Comment expliquer d’après vous le fait que la Russie approvisionne l’Europe en gaz via l’Ukraine ?
– Vladimir Poutine le fait pour deux raisons au moins :
1 – Il a besoin d’argent pour pouvoir inscrire sa guerre dans la durée avant que le transfert de ses exportations puisse fonctionner à pleine puissance vers l’Asie, l’Afrique et l’Amérique du Sud.
2 – Il veut montrer aux citoyens et dirigeants européens qu’il n’a rien contre eux.
Mais, il a tout de même coupé le gaz à ceux qui se montrent les plus provoquants par leur attitude inamicale (Pologne, Bulgarie, Finlande).
Pourquoi la Russie n’a-t-elle pas refusé d’honorer les contrats ?
– En honorant ses contrats, la Russie montre au monde occidental, mais surtout au monde entier, qu’elle est un partenaire fiable, contrairement aux États-Unis qui dénoncent les traités, les accords, les alliances, les contrats, du jour au lendemain, en fonction de leurs seuls intérêts et de l’actualité du jour.

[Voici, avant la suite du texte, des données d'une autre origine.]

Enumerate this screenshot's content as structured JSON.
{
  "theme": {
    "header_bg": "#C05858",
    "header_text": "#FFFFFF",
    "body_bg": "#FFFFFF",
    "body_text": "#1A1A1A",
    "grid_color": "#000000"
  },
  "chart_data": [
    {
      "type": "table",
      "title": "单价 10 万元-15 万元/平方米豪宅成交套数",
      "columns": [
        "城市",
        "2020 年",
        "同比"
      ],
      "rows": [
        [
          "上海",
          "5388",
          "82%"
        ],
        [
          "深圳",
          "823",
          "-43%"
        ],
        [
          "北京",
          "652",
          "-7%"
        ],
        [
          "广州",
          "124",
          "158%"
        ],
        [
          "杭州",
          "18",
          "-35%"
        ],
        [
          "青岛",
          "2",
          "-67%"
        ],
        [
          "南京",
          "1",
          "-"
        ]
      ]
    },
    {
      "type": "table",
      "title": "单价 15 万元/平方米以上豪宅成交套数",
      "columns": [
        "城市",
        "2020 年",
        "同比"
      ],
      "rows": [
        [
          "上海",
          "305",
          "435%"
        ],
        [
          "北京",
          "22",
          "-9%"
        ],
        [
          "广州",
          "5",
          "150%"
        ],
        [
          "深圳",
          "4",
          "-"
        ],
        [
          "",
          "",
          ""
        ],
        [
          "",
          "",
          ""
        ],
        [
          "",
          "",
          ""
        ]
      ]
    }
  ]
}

Il semble, d’ailleurs, qu’une majorité des populations du monde commence à le comprendre. Rappelons que l’OTAN et les pays qui gravitent dans son orbite ne représentent que 20% de la population mondiale.
Quelle position devrait adopter la France dans ce conflit ?
– Ce conflit ne concerne plus la France qui a renoncé à son implication en n’imposant pas l’application des accords de Minsk dont elle était garante. La meilleure position que la France devrait adopter dans ce conflit serait de faire profil bas et de ravaler sa honte de ne pas avoir su éviter la guerre en respectant son engagement de garant sur les accords de Minsk.
Voir ses médias s’agiter hystériquement dans tous les sens et diffuser fake news sur fake news sur cette « guerre civile entre l’Est et l’Ouest de l’Ukraine » est tout simplement pitoyable.
Enfin la Suède et la Finlande déclarent vouloir joindre l’OTAN. Quel est votre avis d’expert sur cette décision ?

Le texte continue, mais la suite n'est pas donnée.